Data were gathered from 497 female members of a New Zealand longitudinal birth cohort. Outcome measures (to age 18 years) were as follows: pregnancy; sexually transmitted infection (STI); DSM-IV major depression, anxiety disorder, alcohol dependence and conduct disorder/ASPD; self-reported crime; convictions; leaving school without qualifications; and unemployment.
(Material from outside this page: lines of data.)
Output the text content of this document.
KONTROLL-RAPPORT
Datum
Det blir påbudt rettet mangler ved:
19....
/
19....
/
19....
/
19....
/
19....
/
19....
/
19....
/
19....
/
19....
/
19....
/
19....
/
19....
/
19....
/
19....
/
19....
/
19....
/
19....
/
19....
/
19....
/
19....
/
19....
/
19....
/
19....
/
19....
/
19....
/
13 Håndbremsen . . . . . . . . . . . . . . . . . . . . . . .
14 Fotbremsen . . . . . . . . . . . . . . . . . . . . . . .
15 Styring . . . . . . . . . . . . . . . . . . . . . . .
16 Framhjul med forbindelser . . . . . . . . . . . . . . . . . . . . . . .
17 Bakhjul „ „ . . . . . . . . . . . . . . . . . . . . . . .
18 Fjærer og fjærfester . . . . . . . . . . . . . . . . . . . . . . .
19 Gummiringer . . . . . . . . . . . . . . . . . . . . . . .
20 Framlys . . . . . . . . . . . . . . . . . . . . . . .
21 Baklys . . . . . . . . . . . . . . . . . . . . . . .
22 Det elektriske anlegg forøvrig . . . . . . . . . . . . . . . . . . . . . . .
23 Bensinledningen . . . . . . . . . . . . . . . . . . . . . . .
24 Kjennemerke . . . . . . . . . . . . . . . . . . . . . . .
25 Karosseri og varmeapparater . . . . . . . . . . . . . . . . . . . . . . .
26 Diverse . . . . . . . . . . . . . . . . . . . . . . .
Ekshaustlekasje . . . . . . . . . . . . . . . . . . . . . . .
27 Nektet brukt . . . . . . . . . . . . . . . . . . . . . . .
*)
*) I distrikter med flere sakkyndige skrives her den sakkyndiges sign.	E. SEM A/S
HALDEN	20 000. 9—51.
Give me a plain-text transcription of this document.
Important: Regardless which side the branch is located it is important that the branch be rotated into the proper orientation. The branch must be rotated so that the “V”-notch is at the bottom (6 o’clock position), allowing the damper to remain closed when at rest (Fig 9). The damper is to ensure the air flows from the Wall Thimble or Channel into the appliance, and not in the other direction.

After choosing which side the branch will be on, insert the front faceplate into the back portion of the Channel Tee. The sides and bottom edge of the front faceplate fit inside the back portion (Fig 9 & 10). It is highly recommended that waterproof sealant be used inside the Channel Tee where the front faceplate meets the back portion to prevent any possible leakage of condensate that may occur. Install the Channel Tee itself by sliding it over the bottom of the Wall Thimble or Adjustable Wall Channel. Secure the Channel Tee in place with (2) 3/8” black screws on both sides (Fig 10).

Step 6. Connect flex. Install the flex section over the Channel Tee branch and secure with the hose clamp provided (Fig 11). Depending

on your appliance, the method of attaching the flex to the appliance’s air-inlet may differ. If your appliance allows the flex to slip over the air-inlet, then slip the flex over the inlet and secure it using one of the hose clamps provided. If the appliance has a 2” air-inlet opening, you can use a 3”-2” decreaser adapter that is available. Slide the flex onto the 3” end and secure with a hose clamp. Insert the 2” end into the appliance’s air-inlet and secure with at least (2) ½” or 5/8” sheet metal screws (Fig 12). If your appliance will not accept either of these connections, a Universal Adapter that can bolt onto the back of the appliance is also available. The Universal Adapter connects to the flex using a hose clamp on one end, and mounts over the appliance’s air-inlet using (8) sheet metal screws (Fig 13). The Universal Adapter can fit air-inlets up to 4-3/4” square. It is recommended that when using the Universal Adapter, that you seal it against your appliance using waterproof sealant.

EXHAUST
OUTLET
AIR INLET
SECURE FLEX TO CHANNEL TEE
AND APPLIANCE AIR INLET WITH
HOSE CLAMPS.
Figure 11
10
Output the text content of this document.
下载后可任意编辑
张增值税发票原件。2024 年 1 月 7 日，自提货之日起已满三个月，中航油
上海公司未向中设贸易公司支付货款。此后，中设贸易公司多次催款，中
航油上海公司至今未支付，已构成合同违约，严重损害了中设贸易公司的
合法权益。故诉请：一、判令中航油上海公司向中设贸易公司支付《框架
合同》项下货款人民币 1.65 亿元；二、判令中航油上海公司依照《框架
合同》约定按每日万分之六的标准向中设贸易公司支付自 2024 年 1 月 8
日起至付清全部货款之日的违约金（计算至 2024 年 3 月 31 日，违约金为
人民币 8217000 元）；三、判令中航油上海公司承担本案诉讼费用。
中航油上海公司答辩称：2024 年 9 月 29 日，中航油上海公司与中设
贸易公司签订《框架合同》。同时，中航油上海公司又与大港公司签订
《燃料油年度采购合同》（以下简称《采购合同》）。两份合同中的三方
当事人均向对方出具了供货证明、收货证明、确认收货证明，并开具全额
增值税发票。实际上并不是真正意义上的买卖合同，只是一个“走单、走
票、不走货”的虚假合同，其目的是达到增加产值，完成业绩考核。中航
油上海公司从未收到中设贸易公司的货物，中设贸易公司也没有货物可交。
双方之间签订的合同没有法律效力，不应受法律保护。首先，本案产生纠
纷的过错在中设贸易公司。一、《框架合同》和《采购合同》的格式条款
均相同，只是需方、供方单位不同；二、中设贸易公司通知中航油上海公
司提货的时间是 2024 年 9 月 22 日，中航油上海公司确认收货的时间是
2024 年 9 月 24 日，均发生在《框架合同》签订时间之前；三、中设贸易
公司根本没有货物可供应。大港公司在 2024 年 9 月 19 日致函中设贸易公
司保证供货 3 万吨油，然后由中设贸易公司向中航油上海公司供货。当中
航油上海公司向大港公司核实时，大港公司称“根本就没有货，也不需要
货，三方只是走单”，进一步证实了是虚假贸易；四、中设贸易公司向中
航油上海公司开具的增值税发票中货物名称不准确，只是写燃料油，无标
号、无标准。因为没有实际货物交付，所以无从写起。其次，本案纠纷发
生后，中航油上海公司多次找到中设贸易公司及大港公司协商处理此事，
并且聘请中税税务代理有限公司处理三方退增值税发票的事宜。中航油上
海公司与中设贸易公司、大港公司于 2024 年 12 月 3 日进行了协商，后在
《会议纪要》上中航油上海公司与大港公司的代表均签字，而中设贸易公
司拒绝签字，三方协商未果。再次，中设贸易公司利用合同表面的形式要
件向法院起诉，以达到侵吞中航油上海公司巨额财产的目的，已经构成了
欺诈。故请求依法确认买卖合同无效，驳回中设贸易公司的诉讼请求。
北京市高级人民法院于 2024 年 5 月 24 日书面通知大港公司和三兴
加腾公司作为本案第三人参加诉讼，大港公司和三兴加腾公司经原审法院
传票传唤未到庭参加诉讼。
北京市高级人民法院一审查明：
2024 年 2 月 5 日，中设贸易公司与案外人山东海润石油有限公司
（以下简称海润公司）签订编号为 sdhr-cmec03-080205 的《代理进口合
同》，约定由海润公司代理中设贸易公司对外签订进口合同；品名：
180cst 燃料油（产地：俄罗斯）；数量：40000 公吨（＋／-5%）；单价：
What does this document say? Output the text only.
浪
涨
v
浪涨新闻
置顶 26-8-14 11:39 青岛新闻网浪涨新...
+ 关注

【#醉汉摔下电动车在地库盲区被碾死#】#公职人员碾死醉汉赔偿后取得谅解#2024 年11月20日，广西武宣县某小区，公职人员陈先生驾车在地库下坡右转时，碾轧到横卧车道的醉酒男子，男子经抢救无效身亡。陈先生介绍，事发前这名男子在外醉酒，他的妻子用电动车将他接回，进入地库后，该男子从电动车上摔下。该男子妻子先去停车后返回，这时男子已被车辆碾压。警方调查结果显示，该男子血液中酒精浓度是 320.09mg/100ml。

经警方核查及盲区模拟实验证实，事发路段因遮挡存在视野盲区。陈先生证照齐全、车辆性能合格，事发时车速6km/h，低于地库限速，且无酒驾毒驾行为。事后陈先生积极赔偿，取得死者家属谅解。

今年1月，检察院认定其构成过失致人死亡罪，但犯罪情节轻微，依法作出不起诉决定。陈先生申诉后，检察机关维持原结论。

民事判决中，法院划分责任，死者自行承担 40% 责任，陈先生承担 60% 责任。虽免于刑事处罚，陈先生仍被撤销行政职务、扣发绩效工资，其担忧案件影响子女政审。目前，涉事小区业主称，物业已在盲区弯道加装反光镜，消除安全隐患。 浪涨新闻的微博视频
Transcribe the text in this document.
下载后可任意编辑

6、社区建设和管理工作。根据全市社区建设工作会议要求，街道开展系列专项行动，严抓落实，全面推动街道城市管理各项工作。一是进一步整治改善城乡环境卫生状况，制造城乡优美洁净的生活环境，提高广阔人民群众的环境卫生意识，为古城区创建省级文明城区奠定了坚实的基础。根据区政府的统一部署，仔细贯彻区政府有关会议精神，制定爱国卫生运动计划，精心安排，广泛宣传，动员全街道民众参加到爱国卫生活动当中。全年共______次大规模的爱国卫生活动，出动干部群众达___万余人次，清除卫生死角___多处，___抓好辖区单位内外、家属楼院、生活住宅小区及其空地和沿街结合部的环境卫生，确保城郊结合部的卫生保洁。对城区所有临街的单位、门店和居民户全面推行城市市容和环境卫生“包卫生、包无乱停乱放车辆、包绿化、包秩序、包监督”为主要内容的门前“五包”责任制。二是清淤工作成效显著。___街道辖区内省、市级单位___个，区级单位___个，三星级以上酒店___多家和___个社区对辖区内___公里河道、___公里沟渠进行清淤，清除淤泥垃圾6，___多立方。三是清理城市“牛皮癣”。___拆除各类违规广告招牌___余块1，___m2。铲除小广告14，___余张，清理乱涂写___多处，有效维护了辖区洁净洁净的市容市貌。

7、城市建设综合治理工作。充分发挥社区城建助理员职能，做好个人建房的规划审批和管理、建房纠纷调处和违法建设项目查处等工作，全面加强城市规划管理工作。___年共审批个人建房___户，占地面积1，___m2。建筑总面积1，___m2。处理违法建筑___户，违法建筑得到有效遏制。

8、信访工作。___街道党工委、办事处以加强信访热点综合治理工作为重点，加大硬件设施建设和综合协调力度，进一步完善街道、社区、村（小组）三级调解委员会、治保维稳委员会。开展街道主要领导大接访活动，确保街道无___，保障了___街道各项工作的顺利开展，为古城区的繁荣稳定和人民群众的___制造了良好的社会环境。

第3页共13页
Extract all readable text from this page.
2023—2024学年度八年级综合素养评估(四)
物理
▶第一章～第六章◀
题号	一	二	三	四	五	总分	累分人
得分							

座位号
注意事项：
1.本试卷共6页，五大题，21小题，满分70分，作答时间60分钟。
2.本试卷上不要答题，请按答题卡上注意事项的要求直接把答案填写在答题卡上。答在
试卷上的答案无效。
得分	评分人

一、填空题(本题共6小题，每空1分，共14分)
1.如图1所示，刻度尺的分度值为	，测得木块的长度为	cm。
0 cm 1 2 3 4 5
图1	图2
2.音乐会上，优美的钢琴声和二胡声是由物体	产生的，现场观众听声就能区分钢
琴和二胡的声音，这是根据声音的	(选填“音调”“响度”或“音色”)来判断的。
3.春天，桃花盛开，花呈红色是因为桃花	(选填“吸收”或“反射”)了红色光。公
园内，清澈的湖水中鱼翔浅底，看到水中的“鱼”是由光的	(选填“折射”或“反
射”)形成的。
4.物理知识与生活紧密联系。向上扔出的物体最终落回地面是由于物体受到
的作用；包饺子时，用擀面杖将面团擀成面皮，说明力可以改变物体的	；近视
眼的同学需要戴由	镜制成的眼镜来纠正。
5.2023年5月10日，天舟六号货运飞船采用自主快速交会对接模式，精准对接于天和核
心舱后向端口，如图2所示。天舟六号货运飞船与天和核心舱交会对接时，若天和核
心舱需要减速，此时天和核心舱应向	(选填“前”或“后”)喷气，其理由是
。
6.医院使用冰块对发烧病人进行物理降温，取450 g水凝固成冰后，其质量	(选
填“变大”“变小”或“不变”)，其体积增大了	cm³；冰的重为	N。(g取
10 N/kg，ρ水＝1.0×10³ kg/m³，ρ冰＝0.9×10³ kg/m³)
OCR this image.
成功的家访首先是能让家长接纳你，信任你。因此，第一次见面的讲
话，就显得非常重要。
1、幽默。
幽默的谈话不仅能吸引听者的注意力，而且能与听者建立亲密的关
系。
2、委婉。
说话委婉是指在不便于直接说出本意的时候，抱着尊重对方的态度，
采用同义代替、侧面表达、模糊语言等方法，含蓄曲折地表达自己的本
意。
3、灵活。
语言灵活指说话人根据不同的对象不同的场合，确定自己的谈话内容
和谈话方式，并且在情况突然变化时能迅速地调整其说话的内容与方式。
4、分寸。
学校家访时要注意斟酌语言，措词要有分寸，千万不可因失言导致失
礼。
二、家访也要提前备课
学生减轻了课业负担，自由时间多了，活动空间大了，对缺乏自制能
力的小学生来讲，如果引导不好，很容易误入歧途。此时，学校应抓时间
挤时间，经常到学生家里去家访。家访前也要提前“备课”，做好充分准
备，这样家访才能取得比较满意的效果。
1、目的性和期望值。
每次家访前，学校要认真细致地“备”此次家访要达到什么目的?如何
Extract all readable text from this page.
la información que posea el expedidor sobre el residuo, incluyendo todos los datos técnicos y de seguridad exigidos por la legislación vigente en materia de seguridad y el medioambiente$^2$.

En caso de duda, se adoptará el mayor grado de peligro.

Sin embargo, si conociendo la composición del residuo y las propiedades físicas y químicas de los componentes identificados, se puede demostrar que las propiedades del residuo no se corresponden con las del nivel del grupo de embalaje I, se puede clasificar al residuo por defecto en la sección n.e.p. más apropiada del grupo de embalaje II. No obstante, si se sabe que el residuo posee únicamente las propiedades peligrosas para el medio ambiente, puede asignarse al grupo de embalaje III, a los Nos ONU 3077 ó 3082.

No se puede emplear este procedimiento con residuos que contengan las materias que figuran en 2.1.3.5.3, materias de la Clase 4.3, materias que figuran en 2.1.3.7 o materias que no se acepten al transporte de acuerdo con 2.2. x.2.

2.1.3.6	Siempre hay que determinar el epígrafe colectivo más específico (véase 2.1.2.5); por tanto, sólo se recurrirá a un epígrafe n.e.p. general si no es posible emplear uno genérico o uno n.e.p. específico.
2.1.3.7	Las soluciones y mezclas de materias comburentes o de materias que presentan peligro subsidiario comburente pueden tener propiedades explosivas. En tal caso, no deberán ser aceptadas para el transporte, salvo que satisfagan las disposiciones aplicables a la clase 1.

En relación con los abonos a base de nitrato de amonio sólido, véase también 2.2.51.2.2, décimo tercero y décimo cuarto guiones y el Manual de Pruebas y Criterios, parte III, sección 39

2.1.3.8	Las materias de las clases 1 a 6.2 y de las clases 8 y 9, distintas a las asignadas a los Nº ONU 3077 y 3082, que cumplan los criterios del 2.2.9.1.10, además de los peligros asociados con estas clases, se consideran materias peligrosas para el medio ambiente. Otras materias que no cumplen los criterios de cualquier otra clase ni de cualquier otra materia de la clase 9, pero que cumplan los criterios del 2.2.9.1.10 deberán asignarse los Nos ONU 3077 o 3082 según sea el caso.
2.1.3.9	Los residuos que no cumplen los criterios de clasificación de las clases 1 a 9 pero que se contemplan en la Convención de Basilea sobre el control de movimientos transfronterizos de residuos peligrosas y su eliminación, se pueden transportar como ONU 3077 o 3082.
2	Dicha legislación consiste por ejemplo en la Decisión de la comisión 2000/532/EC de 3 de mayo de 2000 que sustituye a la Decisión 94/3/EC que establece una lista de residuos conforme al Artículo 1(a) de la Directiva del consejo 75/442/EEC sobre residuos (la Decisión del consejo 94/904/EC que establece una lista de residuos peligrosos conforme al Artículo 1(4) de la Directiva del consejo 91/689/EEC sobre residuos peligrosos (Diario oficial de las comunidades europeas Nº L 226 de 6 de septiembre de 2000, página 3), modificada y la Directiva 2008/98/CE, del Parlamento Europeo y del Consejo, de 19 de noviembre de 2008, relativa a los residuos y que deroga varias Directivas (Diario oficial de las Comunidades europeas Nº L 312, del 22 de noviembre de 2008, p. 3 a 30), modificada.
Associations between age of menarche and outcome measures were then adjusted for confounding factors spanning family background, family functioning, and individual factors. Additional analyses examined sexual behavior outcomes to age 21, and all other outcomes to age 30 years.


Analyses showed that sexual behavior outcomes (pregnancy, STI) were significantly associated with age of menarche, even after controlling for confounding factors. Anxiety disorder was marginally (p < .10) associated with age of menarche. In addition, pregnancy during ages 18 to 21 years was significantly associated with age of menarche. There were no significant associations between age of menarche and outcomes at any other age (to age 30).


The study showed that females reaching menarche at an earlier age were at increased risk of early pregnancy, and STI by age 18. The present study found little evidence to suggest that age of menarche was related to mental health, criminal behavior, or education/employment outcomes for this cohort.